Colombia has signed a $300m (£230m) agreement with the United Nations aimed at reducing the production of cocaine.
Farmers who switch from growing coca - the raw material used to make cocaine - to safer crops will be compensated.
The head of the UN's Office on Drugs and Crime (UNODC) said it was an "opportunity to turn the tide against Colombia's coca cultivation".
Speaking in Vienna, the head of the UNODC, Yury Fedotov, said: "This historic agreement is a unique opportunity to turn the tide against Colombia's coca cultivation and help farmers embrace alternative development.
"The pursuit of peace requires tangible solutions to the crimes that fuel and feed conflict."
Currently, farmers earn $300 (£230) a month for every hectare of coca they grow. This initiative will provide compensation to farmers if they revert to producing safer crops, such as coffee and cacao.
But the Colombian government says it is being challenged by armed groups who are trying to take over traditional coca production areas.

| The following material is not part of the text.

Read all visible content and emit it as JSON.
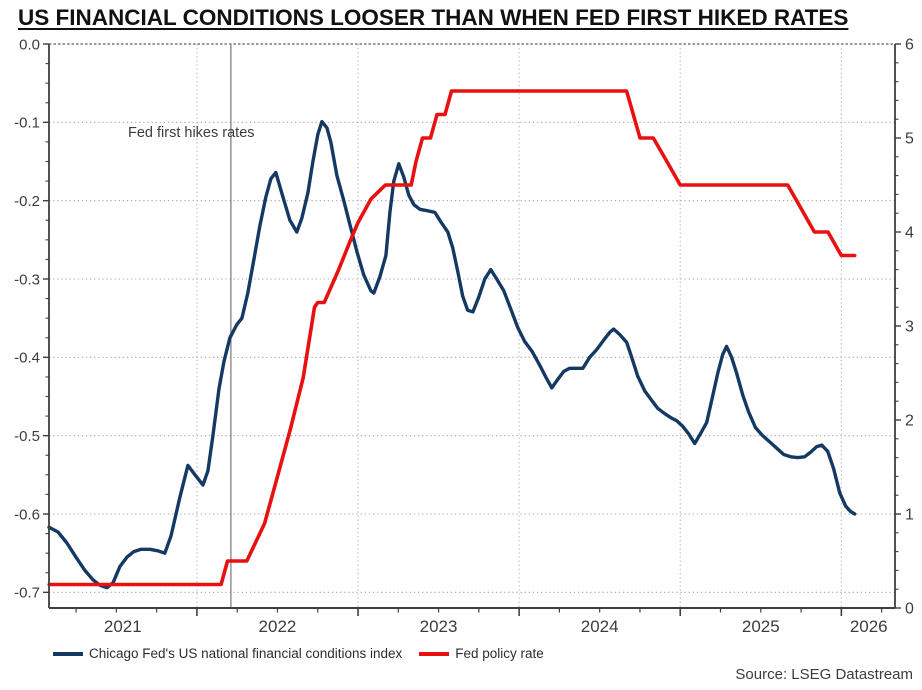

These areas have expanded hugely in recent years. In July, the UN said there had been an annual increase of 50% in the area of land being used to cultivate coca leaf in Colombia.

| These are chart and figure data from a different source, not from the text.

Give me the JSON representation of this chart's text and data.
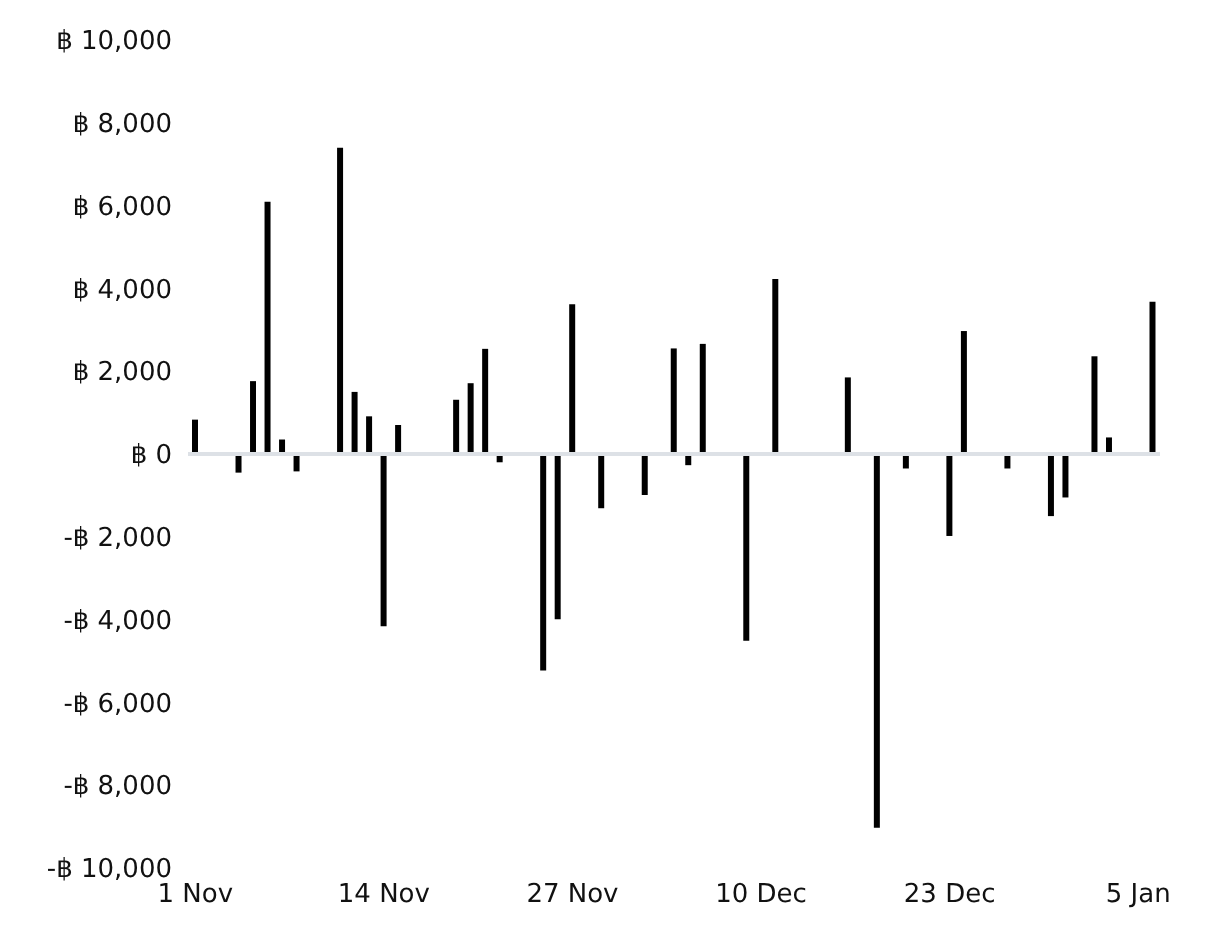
{
  "chart_data": {
    "type": "bar",
    "categories": [
      "1 Nov",
      null,
      null,
      null,
      null,
      null,
      null,
      null,
      null,
      null,
      null,
      null,
      null,
      "14 Nov",
      null,
      null,
      null,
      null,
      null,
      null,
      null,
      null,
      null,
      null,
      null,
      null,
      "27 Nov",
      null,
      null,
      null,
      null,
      null,
      null,
      null,
      null,
      null,
      null,
      null,
      null,
      "10 Dec",
      null,
      null,
      null,
      null,
      null,
      null,
      null,
      null,
      null,
      null,
      null,
      null,
      "23 Dec",
      null,
      null,
      null,
      null,
      null,
      null,
      null,
      null,
      null,
      null,
      null,
      null,
      "5 Jan",
      null
    ],
    "values": [
      830,
      null,
      null,
      -450,
      1760,
      6090,
      350,
      -420,
      null,
      null,
      7400,
      1500,
      910,
      -4160,
      700,
      null,
      null,
      null,
      1310,
      1710,
      2540,
      -200,
      null,
      null,
      -5230,
      -3990,
      3620,
      null,
      -1310,
      null,
      null,
      -990,
      null,
      2550,
      -270,
      2660,
      null,
      null,
      -4510,
      null,
      4230,
      null,
      null,
      null,
      null,
      1850,
      null,
      -9030,
      null,
      -350,
      null,
      null,
      -1980,
      2970,
      null,
      null,
      -350,
      null,
      null,
      -1500,
      -1050,
      null,
      2360,
      400,
      null,
      null,
      3680
    ],
    "color": "#000000",
    "ylim": [
      -10000,
      10000
    ],
    "yticks": [
      {
        "value": -10000,
        "label": "-฿ 10,000"
      },
      {
        "value": -8000,
        "label": "-฿ 8,000"
      },
      {
        "value": -6000,
        "label": "-฿ 6,000"
      },
      {
        "value": -4000,
        "label": "-฿ 4,000"
      },
      {
        "value": -2000,
        "label": "-฿ 2,000"
      },
      {
        "value": 0,
        "label": "฿ 0"
      },
      {
        "value": 2000,
        "label": "฿ 2,000"
      },
      {
        "value": 4000,
        "label": "฿ 4,000"
      },
      {
        "value": 6000,
        "label": "฿ 6,000"
      },
      {
        "value": 8000,
        "label": "฿ 8,000"
      },
      {
        "value": 10000,
        "label": "฿ 10,000"
      }
    ],
    "ref_lines": [
      {
        "axis": "y",
        "value": 0,
        "color": "#dde1e6"
      }
    ],
    "grid": false,
    "legend": false
  }
}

Local analysts say the rise was caused partly by the government's peace deal with Farc rebels. Under the deal, the Farc agreed to relinquish control over drug production areas and help the government try to encourage local farmers to plant substitute crops.
But farmers took advantage of the delays while the crop substitution policy was set up. They planted coca because they knew they would be offered subsidies later not to grow the plant.